Master Lin lalu berjalan ke mesin pemotong batu, menyesuaikan posisi mata pisau, kemudian menyalakan mesin dan mulai memotong batu. Setiap gerakannya membuat semua orang di sekitar ikut menahan napas; apakah hasilnya akan bagus atau buruk, semua tergantung pada potongan pertama ini.
He Lanyue tampak sangat tegang, ia memegang erat baju kakeknya, matanya yang besar menatap tajam ke arah mata pisau yang berputar cepat.
Saat mata pisau hampir menyentuh permukaan batu giok, tiba-tiba terdengar suara keras dari arah pabrik.
"Berhenti sekarang!"
Suara itu membuat semua orang terkejut. Master Lin segera menghentikan aktivitasnya, membiarkan mata pisau terus berputar. Semua orang menoleh ke arah suara, dan mendapati seorang pria berwajah pucat berlari ke arah mereka, ternyata itu adalah Lin Yue.
Jarak dari pintu pabrik ke mesin pemotong memang tidak terlalu jauh, tapi beberapa langkah saja sudah membuat Lin Yue terengah-engah dan keringat membasahi kepalanya.
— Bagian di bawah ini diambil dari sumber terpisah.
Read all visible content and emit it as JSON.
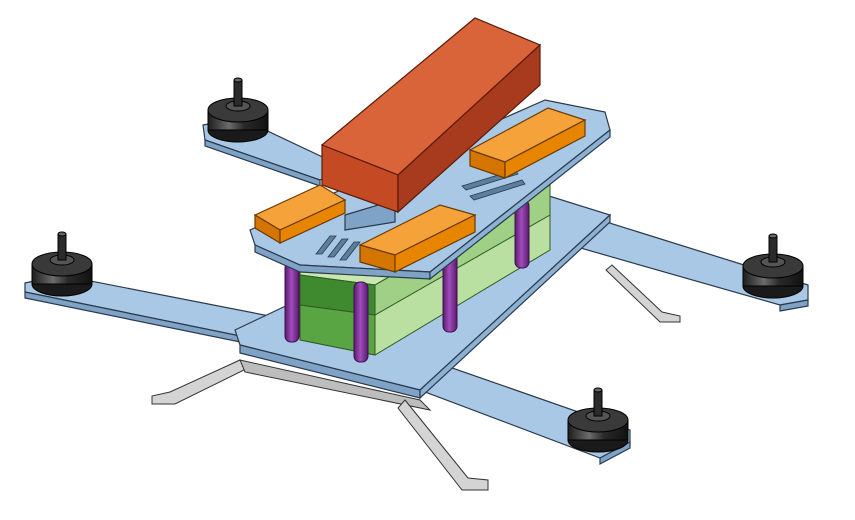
{
  "colors": {
    "background": "#ffffff",
    "frame_arm": "#a9c8e6",
    "frame_arm_dark": "#7fa3c6",
    "frame_edge": "#2a3a4a",
    "motor": "#2d2d2d",
    "motor_highlight": "#7a7a7a",
    "landing_gear": "#cfcfcf",
    "standoff": "#8a2fa0",
    "board_green": "#7bbf5a",
    "board_green_light": "#b9e0a0",
    "board_green_dark": "#3f8a2e",
    "plate_top": "#a9c8e6",
    "esc_orange": "#f08a00",
    "battery_red": "#cf4e2a",
    "battery_red_dark": "#a83a1d"
  },
  "icons": {
    "motor": "motor-icon",
    "standoff": "standoff-icon",
    "battery": "battery-icon"
  }
}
Sun Xiang, yang sedang menonton permainan batu giok, segera maju dan menopang Lin Yue.
"Lin Yue, bukankah kau masih di rumah sakit? Kenapa kau datang ke sini?" tanya He Changhe dengan wajah penuh perhatian.
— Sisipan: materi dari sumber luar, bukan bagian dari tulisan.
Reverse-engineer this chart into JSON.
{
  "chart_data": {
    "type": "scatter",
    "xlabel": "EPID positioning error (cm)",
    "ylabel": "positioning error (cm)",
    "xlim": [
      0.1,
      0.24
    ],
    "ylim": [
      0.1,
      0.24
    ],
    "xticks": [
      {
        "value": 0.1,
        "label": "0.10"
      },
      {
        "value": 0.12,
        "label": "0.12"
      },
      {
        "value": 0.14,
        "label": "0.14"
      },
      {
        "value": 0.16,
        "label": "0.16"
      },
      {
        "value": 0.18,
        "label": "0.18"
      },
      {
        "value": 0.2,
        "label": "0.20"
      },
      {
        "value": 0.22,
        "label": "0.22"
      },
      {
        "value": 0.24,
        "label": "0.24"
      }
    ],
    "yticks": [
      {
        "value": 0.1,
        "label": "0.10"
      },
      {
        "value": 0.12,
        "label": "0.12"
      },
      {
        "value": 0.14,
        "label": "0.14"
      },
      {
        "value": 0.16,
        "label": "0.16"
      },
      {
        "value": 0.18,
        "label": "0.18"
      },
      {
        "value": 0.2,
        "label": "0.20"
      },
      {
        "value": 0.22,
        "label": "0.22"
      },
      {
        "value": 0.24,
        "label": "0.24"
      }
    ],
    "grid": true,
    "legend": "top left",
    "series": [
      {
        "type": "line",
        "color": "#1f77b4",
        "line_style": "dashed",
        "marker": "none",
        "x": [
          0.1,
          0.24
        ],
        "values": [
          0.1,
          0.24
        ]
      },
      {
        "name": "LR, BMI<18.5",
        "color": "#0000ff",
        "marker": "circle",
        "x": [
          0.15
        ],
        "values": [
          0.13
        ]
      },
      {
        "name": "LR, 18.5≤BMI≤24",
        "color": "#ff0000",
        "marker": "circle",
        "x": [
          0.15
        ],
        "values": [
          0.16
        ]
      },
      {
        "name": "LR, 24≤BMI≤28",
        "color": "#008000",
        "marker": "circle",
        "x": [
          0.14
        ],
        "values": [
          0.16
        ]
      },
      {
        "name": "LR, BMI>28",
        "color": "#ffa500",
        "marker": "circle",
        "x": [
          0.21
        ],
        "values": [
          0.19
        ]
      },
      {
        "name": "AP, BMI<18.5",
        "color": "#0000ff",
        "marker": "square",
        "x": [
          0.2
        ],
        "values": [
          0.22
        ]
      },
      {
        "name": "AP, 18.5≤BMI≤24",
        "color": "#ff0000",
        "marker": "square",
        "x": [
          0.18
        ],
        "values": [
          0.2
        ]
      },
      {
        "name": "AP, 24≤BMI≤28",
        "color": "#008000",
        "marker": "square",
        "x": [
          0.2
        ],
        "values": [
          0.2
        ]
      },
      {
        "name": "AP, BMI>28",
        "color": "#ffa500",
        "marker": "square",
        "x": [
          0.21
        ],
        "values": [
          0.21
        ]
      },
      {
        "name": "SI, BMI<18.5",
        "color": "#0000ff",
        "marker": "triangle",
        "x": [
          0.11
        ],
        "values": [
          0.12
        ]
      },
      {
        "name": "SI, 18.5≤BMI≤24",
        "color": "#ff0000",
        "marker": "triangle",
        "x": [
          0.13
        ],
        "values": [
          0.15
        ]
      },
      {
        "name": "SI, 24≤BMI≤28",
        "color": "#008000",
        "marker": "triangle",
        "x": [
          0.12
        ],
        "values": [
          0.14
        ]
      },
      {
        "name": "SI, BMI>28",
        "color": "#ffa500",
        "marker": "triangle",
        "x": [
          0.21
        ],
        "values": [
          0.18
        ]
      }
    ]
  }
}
"Aku tidak sakit parah, hanya sedikit lemas, jadi aku datang ke sini," jawab Lin Yue sembari memberi isyarat agar Sun Xiang menyingkir, lalu berjalan ke tengah kerumunan.
Pagi tadi, ketika bangun di rumah sakit, ia merasa seluruh tubuh lemah dan kepalanya terasa berat. Ia segera menyadari bahwa itu adalah efek samping dari penggunaan kemampuan melebihi batas. Setelah beristirahat sebentar, ia keluar dari rumah sakit karena ranjang rumah sakit tidak senyaman ranjang di rumahnya. Awalnya ia ingin pulang, tapi ingat dengan batu kasar kemarin, ia pun datang ke pabrik dan kebetulan melihat mereka sedang membuka batu. Teringat dengan apa yang ia lihat kemarin, dalam keadaan panik ia hanya bisa berteriak.
"Hanya tersisa satu batu kasar, tidak ada masalah. Kau sebaiknya pulang dan istirahat saja," saran He Changhe melihat Lin Yue yang tampak sangat lemah.
"Tidak perlu, aku masih bisa bertahan," jawab Lin Yue dengan senyum lemah.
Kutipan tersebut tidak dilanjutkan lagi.